Change #1152160 had a related patch set uploaded (by Subramanya Sastry; author: Subramanya Sastry):
[mediawiki/services/parsoid@master] WIP: Ultra hacky --debug-oom flag to parse.php
With an additional hacked up version of that patch on parsoidtest1001, here is some info
enwiki:Wikipedia:User_scripts/Ranking
[dump] HTML5 TreeBuilder-PMU: 83.008453369141 [dump] PEG-PMU: 83.008453369141 [dump] PEG-PMU: 1553.7850875854
enwiki:Template:Syrian_Civil_War_detailed_map
[dump] HTML5 TreeBuilder-PMU: 80.396835327148 [dump] PEG-PMU: 80.396835327148 [dump] PEG-PMU: 1965.0513458252
enwiki:Wikipedia:WikiProject_Academic_Journals/Journals_cited_by_Wikipedia/Publisher1
[dump] HTML5 TreeBuilder-PMU: 94.690872192383 [dump] PEG-PMU: 790.2268447876 [dump] PEG-PMU: 1517.1468887329
frwiki:Projet:Football/Maintenance
[dump] HTML5 TreeBuilder-PMU: 98.90210723877 [dump] PEG-PMU: 1794.8142089844
crhwiki:Brânsk_rayonı (now reporting reduced memory usage)

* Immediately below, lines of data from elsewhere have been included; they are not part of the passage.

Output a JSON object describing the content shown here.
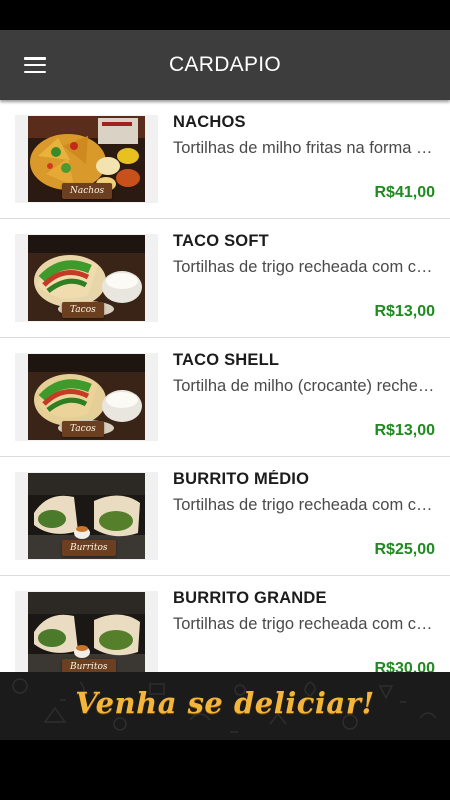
{
  "app_bar": {
    "title": "CARDAPIO",
    "menu_icon": "hamburger-menu-icon"
  },
  "colors": {
    "app_bar": "#3d3d3d",
    "price": "#1f8a1f",
    "banner_bg": "#1b1b1b",
    "banner_text": "#f4b63a"
  },
  "menu": {
    "items": [
      {
        "name": "NACHOS",
        "description": "Tortilhas de milho fritas na forma de triângulo",
        "price": "R$41,00",
        "tag": "Nachos",
        "photo": "nachos-photo"
      },
      {
        "name": "TACO SOFT",
        "description": "Tortilhas de trigo recheada com carne e salada",
        "price": "R$13,00",
        "tag": "Tacos",
        "photo": "taco-photo"
      },
      {
        "name": "TACO SHELL",
        "description": "Tortilha de milho (crocante) recheada",
        "price": "R$13,00",
        "tag": "Tacos",
        "photo": "taco-photo"
      },
      {
        "name": "BURRITO MÉDIO",
        "description": "Tortilhas de trigo recheada com carne e feijão",
        "price": "R$25,00",
        "tag": "Burritos",
        "photo": "burrito-photo"
      },
      {
        "name": "BURRITO GRANDE",
        "description": "Tortilhas de trigo recheada com carne e feijão",
        "price": "R$30,00",
        "tag": "Burritos",
        "photo": "burrito-photo"
      }
    ]
  },
  "banner": {
    "text": "Venha se deliciar!"
  }
}
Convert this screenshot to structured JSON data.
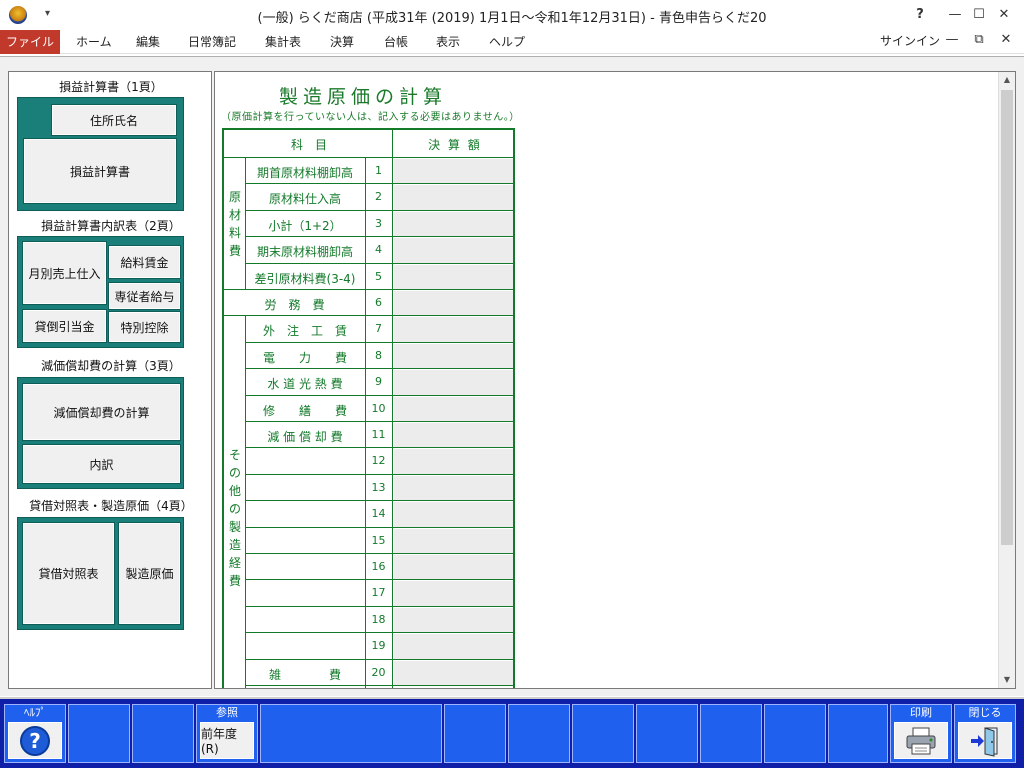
{
  "window": {
    "title": "(一般) らくだ商店 (平成31年 (2019) 1月1日～令和1年12月31日) - 青色申告らくだ20",
    "help": "?",
    "minimize": "—",
    "maximize": "☐",
    "close": "✕",
    "quick_access": "▾"
  },
  "menu": {
    "file": "ファイル",
    "items": [
      "ホーム",
      "編集",
      "日常簿記",
      "集計表",
      "決算",
      "台帳",
      "表示",
      "ヘルプ"
    ],
    "signin": "サインイン",
    "mdi_minimize": "—",
    "mdi_restore": "⧉",
    "mdi_close": "✕"
  },
  "left_panel": {
    "section1_title": "損益計算書（1頁）",
    "section1_btn_address": "住所氏名",
    "section1_btn_pl": "損益計算書",
    "section2_title": "損益計算書内訳表（2頁）",
    "section2_btn_monthly": "月別売上仕入",
    "section2_btn_salary": "給料賃金",
    "section2_btn_family": "専従者給与",
    "section2_btn_allowance": "貸倒引当金",
    "section2_btn_special": "特別控除",
    "section3_title": "減価償却費の計算（3頁）",
    "section3_btn_calc": "減価償却費の計算",
    "section3_btn_detail": "内訳",
    "section4_title": "貸借対照表・製造原価（4頁）",
    "section4_btn_bs": "貸借対照表",
    "section4_btn_mfg": "製造原価"
  },
  "document": {
    "title": "製造原価の計算",
    "subtitle": "（原価計算を行っていない人は、記入する必要はありません。）",
    "header_item": "科　目",
    "header_amount": "決 算 額",
    "group_material": "原材料費",
    "group_other": "その他の製造経費",
    "rows": [
      {
        "label": "期首原材料棚卸高",
        "no": "1"
      },
      {
        "label": "原材料仕入高",
        "no": "2"
      },
      {
        "label": "小計（1+2）",
        "no": "3"
      },
      {
        "label": "期末原材料棚卸高",
        "no": "4"
      },
      {
        "label": "差引原材料費(3-4)",
        "no": "5"
      },
      {
        "label": "労　務　費",
        "no": "6"
      },
      {
        "label": "外　注　工　賃",
        "no": "7"
      },
      {
        "label": "電　　力　　費",
        "no": "8"
      },
      {
        "label": "水 道 光 熱 費",
        "no": "9"
      },
      {
        "label": "修　　繕　　費",
        "no": "10"
      },
      {
        "label": "減 価 償 却 費",
        "no": "11"
      },
      {
        "label": "",
        "no": "12"
      },
      {
        "label": "",
        "no": "13"
      },
      {
        "label": "",
        "no": "14"
      },
      {
        "label": "",
        "no": "15"
      },
      {
        "label": "",
        "no": "16"
      },
      {
        "label": "",
        "no": "17"
      },
      {
        "label": "",
        "no": "18"
      },
      {
        "label": "",
        "no": "19"
      },
      {
        "label": "雑　　　　費",
        "no": "20"
      }
    ]
  },
  "function_bar": {
    "help_label": "ﾍﾙﾌﾟ",
    "help_icon": "?",
    "ref_label": "参照",
    "prev_year": "前年度(R)",
    "print_label": "印刷",
    "close_label": "閉じる"
  },
  "icons": {
    "print": "printer-icon",
    "close": "exit-door-icon",
    "help": "question-circle-icon"
  },
  "colors": {
    "form_green": "#137a2a",
    "nav_teal": "#1b7f79",
    "fbar_dark": "#0f1fa8",
    "fbar_key": "#2060ef",
    "file_menu": "#c0392b"
  }
}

[dump] DOMPasses:TOP-PMU: 105.30983734131 [dump] DOMPasses:TOP-PMU: 589.87114715576
crhwiki:Suniy_zekâ
[dump] DOMPasses:TOP-PMU: 83.635368347168 [dump] DOMPasses:TOP-PMU: 1688.9247894287
crhwiki:Noyabr
[dump] DOMPasses:TOP-PMU: 108.5365447998 [dump] DOMPasses:TOP-PMU: 4733.9775314331
crhwiki:Elektrik
[dump] DOMPasses:TOP-PMU: 78.782569885254 [dump] DOMPasses:TOP-PMU: 1891.4405822754
crhwiki:Silâ
[dump] DOMPasses:TOP-PMU: 79.01033782959 [dump] DOMPasses:TOP-PMU: 1736.4234008789
srwiki:Malacostraca
[dump] HTML5 TreeBuilder-PMU: 95.080284118652 [dump] PEG-PMU: 2014.2462615967
Summary: For a number of wikis, PEG (probably parsing template output is what it looks like) is the culprit. But, for crhwiki, some DOM pass blows up the memory usage -- if I had to guess, it is probably deep recursion somewhere that leads to stack blowout. With improved instrumentation in the above patch, we can extract additional info for crhwiki and probably fix it.
Okay, with some more instrumentation, for crhwiki, it looks AddRedLinks is the culprit:
crhwiki:Brânsk_rayonı
[dump] DOMPasses:TOP-LangConverter-PMU: 105.33726501465 [dump] DOMPasses:TOP-AddRedLinks-PMU: 589.89879608154
crhwiki:Noyabr
[dump] DOMPasses:TOP-LangConverter-PMU: 108.3929901123 [dump] DOMPasses:TOP-AddRedLinks-PMU: 4733.834197998
Change #1152160 merged by jenkins-bot:
[mediawiki/services/parsoid@master] Add mildly hacky --debug-oom flag to parse.php
Change #1154863 had a related patch set uploaded (by Arlolra; author: Arlolra):
[mediawiki/vendor@master] Bump wikimedia/parsoid to 0.22.0-a6
Change #1154863 merged by jenkins-bot:
[mediawiki/vendor@master] Bump wikimedia/parsoid to 0.22.0-a6
Okay, we've filed separate tasks for specific issues and fixed some of them. The only uninvestigated issue is to look at timeouts on User and Wikipedia namespaces -- both of which point to issues with large pages and not necessarily something substantially broken. I'm going to close this task and when we get to a second round of performance work, we can revisit our state of OOMs and timeouts and file fresh tasks as needed.